One of the Trappist-1 planets has an iron core

Universe Today (5/3): Trappist-1 is a seven planet solar system, whose discovery was announced by European astronomers just over a year ago. Three of the seven rocky planets orbit Trappist-1 in the habitable zone, a region where water, if present, would be stable as a liquid. A new study suggests one of the planets, Trappist 1e, has an iron core — like the Earth. That could imply a magnetosphere, which could provide the planet’s surface with a radiation shield and add to its habitability prospects.

 

Other News

SpaceX test-fires new Falcon 9 block 5 rocket ahead of maiden flight (updated)

Popular Mechanics (5/4): SpaceX’s latest upgrade of the Falcon 9 rocket underwent a static test firing Friday night at NASA’s Kennedy Space Center.
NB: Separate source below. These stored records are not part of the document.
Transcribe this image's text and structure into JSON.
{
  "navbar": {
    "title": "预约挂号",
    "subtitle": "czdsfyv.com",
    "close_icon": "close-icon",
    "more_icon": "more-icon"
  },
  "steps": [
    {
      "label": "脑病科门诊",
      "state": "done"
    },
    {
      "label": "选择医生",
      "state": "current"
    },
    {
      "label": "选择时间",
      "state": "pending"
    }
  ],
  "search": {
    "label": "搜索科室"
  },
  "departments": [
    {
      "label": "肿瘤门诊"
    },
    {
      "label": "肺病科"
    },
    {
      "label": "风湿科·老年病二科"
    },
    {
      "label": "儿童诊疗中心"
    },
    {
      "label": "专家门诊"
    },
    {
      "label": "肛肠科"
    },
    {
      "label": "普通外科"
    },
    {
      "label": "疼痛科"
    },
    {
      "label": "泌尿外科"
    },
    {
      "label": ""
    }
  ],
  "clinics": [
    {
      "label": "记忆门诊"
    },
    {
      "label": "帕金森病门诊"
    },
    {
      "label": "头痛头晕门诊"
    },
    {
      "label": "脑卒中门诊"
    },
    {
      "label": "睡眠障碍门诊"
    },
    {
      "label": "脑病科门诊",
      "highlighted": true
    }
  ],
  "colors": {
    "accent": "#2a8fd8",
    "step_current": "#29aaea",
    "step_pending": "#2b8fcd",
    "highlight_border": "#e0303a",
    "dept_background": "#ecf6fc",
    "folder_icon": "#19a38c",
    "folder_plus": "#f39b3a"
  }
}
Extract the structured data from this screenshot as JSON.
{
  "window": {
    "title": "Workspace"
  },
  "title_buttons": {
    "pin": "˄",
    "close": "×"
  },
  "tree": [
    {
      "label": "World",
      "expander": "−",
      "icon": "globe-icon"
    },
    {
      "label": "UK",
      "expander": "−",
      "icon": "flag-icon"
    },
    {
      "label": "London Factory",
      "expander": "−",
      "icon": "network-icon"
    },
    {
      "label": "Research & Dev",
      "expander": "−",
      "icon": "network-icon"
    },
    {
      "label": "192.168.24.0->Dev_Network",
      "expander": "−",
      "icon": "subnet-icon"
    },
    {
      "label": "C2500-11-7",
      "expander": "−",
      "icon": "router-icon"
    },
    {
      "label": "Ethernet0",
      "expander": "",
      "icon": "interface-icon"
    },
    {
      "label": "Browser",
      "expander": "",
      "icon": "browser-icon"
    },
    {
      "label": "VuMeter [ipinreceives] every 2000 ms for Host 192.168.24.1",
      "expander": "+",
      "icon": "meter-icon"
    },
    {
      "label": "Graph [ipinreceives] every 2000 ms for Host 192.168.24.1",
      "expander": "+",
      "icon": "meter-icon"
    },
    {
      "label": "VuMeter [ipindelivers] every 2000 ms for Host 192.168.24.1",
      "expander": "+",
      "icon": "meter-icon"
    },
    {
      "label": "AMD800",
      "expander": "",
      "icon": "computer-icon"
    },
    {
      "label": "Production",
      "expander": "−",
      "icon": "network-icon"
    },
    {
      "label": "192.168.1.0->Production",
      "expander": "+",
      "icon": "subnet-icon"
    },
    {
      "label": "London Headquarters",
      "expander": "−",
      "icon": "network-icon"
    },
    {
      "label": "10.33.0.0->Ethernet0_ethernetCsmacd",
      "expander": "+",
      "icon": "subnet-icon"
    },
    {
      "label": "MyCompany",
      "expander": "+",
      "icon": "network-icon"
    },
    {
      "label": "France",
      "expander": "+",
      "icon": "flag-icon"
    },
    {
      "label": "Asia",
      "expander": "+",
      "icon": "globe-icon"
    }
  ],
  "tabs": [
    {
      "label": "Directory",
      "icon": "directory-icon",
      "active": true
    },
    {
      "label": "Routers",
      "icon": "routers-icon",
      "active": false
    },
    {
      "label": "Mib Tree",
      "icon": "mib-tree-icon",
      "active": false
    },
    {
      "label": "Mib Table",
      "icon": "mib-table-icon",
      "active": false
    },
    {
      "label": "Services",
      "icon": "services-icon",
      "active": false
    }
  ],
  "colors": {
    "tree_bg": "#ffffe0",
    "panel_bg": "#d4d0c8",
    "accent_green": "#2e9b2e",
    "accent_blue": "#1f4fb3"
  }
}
The first Falcon 9 block 5 may launch this evening with the Bangabandhu-1 communications satellite.

 

Major Space Related Activities for the Week

Major space related activities for the week of May 6-12, 2018

Spacepolicyonline.com (5/6): NASA will host an Industry Day for its recently released Proposals for Commercial Lunar Payload Services in Washington on Tuesday. Late Wednesday, the U.S. House Commerce Justice and Science subcommittee responsible for NASA’s budget, proposed at $19.9 billion for 2019, will conduct a markup of the legislation. The annual Human to Mars Summit is also underway in Washington Tuesday through Thursday.